Artwork
Plate 21: A Butterfly with a Dragonfly, a Ladybug, and Five other Insects

Plate 21: A Butterfly with a Dragonfly, a Ladybug, and Five other Insects is a gouache drawing by the Renaissance artist Joris Hoefnagel. It dates from 1594 and is held in the collection of the National Gallery of Art.
About this work
Overview
Created circa 1594, this miniature work by Flemish artist Joris Hoefnagel depicts a collection of insects arranged on a single sheet of parchment.
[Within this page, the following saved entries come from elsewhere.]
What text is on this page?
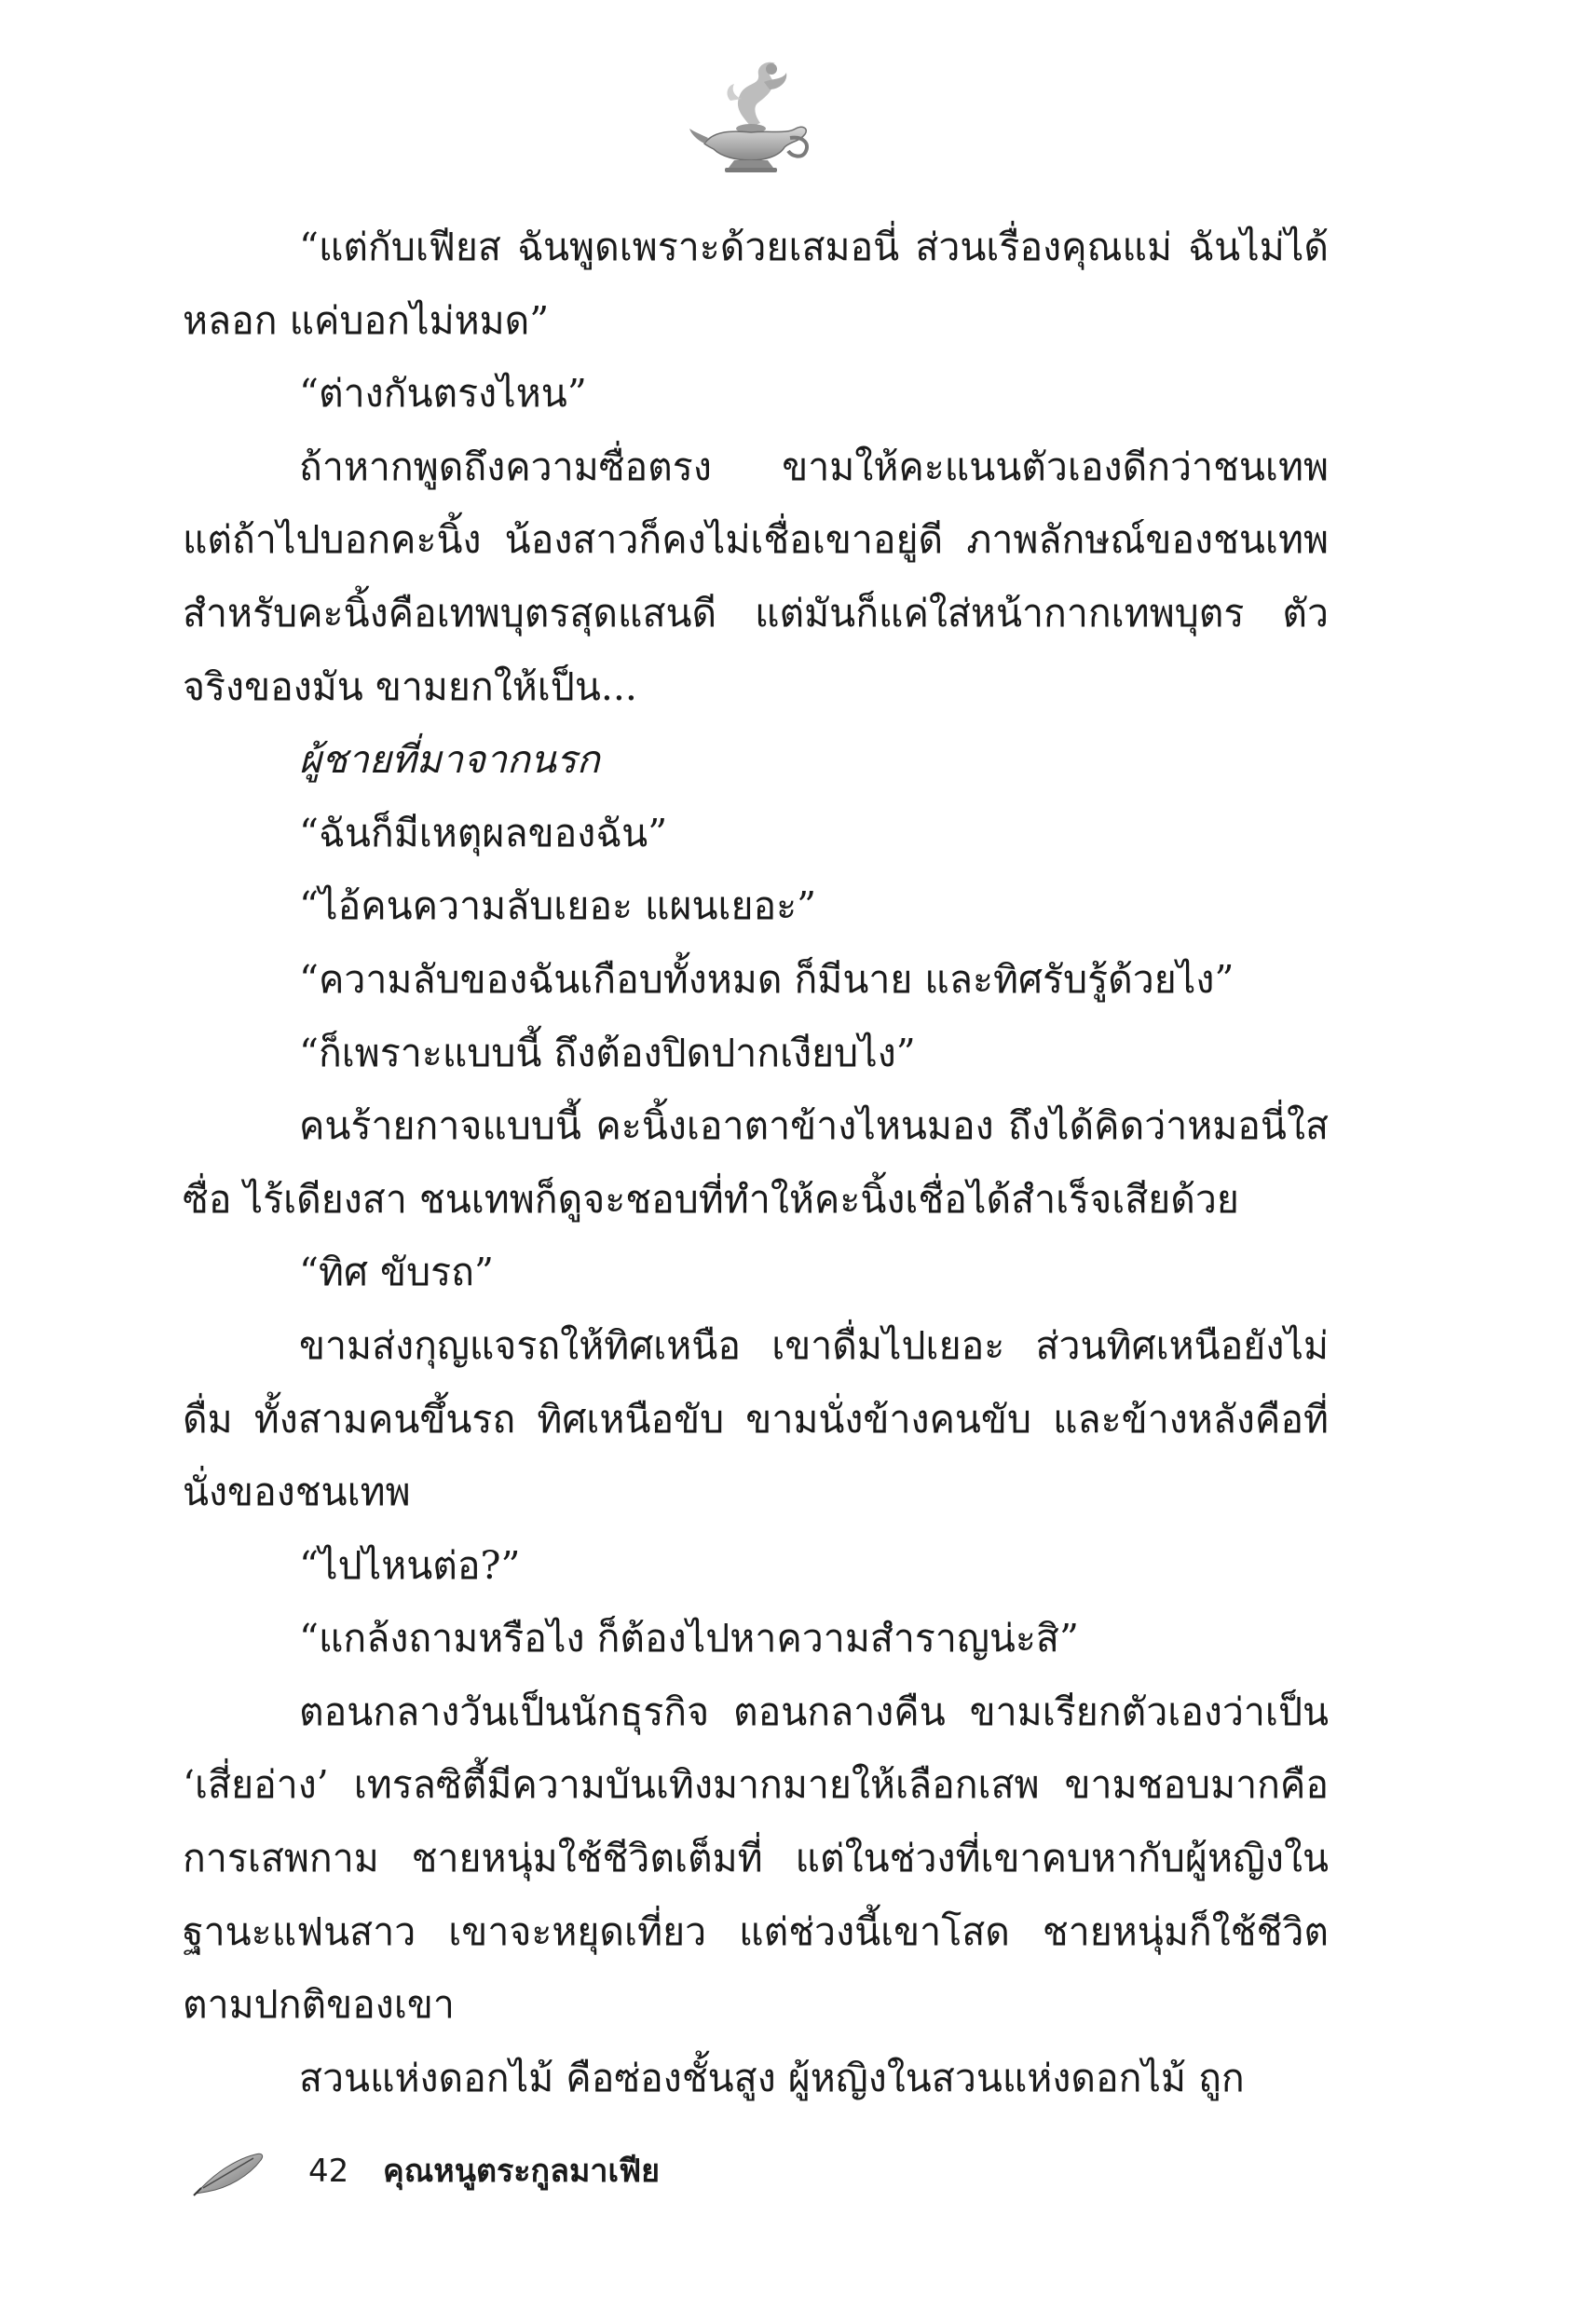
“แต่กับเฟียส ฉันพูดเพราะด้วยเสมอนี่ ส่วนเรื่องคุณแม่ ฉันไม่ได้หลอก แค่บอกไม่หมด”

“ต่างกันตรงไหน”

ถ้าหากพูดถึงความซื่อตรง ขามให้คะแนนตัวเองดีกว่าชนเทพ แต่ถ้าไปบอกคะนิ้ง น้องสาวก็คงไม่เชื่อเขาอยู่ดี ภาพลักษณ์ของชนเทพสำหรับคะนิ้งคือเทพบุตรสุดแสนดี แต่มันก็แค่ใส่หน้ากากเทพบุตร ตัวจริงของมัน ขามยกให้เป็น...

ผู้ชายที่มาจากนรก

“ฉันก็มีเหตุผลของฉัน”

“ไอ้คนความลับเยอะ แผนเยอะ”

“ความลับของฉันเกือบทั้งหมด ก็มีนาย และทิศรับรู้ด้วยไง”

“ก็เพราะแบบนี้ ถึงต้องปิดปากเงียบไง”

คนร้ายกาจแบบนี้ คะนิ้งเอาตาข้างไหนมอง ถึงได้คิดว่าหมอนี่ใสซื่อ ไร้เดียงสา ชนเทพก็ดูจะชอบที่ทำให้คะนิ้งเชื่อได้สำเร็จเสียด้วย

“ทิศ ขับรถ”

ขามส่งกุญแจรถให้ทิศเหนือ เขาดื่มไปเยอะ ส่วนทิศเหนือยังไม่ดื่ม ทั้งสามคนขึ้นรถ ทิศเหนือขับ ขามนั่งข้างคนขับ และข้างหลังคือที่นั่งของชนเทพ

“ไปไหนต่อ?”

“แกล้งถามหรือไง ก็ต้องไปหาความสำราญน่ะสิ”

ตอนกลางวันเป็นนักธุรกิจ ตอนกลางคืน ขามเรียกตัวเองว่าเป็น ‘เสี่ยอ่าง’ เทรลซิตี้มีความบันเทิงมากมายให้เลือกเสพ ขามชอบมากคือการเสพกาม ชายหนุ่มใช้ชีวิตเต็มที่ แต่ในช่วงที่เขาคบหากับผู้หญิงในฐานะแฟนสาว เขาจะหยุดเที่ยว แต่ช่วงนี้เขาโสด ชายหนุ่มก็ใช้ชีวิตตามปกติของเขา

สวนแห่งดอกไม้ คือซ่องชั้นสูง ผู้หญิงในสวนแห่งดอกไม้ ถูก

42 คุณหนูตระกูลมาเฟีย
Rendered in watercolor with touches of gold leaf, the image presents a butterfly, a dragonfly, a ladybug and five additional insects, each rendered at a size that allows close inspection of their coloration and anatomical details.
Subject & Meaning
The composition treats each insect as a portrait, positioning them deliberately rather than scattering them randomly. By highlighting the vivid hues and delicate structures, Hoefnagel emphasizes both the aesthetic appeal of these creatures and their role as objects of observation, reflecting a Renaissance interest in cataloguing the natural world while also celebrating its decorative potential.
Technique & Style
Hoefnagel employed fine watercolor washes to model the insects’ bodies, accentuating translucency and texture, while minute applications of gold paint simulate the glint of dew or iridescence. The clear, uncluttered parchment background enhances contrast, allowing the pigments and metallic flecks to stand out, a hallmark of late manuscript illumination merging scientific exactitude with ornamental flourish.
History & Provenance
As one of the final practitioners of manuscript illumination, Hoefnagel’s plate belongs to a broader series of natural-history drawings that contributed to the emergence of floral and insect still-life painting in northern Europe. The piece is currently held by the National Gallery of Art in Washington, where it forms part of the museum’s collection of early modern scientific illustration.
Artist & collection
Artist
Joris Hoefnagel or Georg Hoefnagel (1542 – 24 July 1601) was a Flemish painter, printmaker, miniaturist, draftsman and merchant.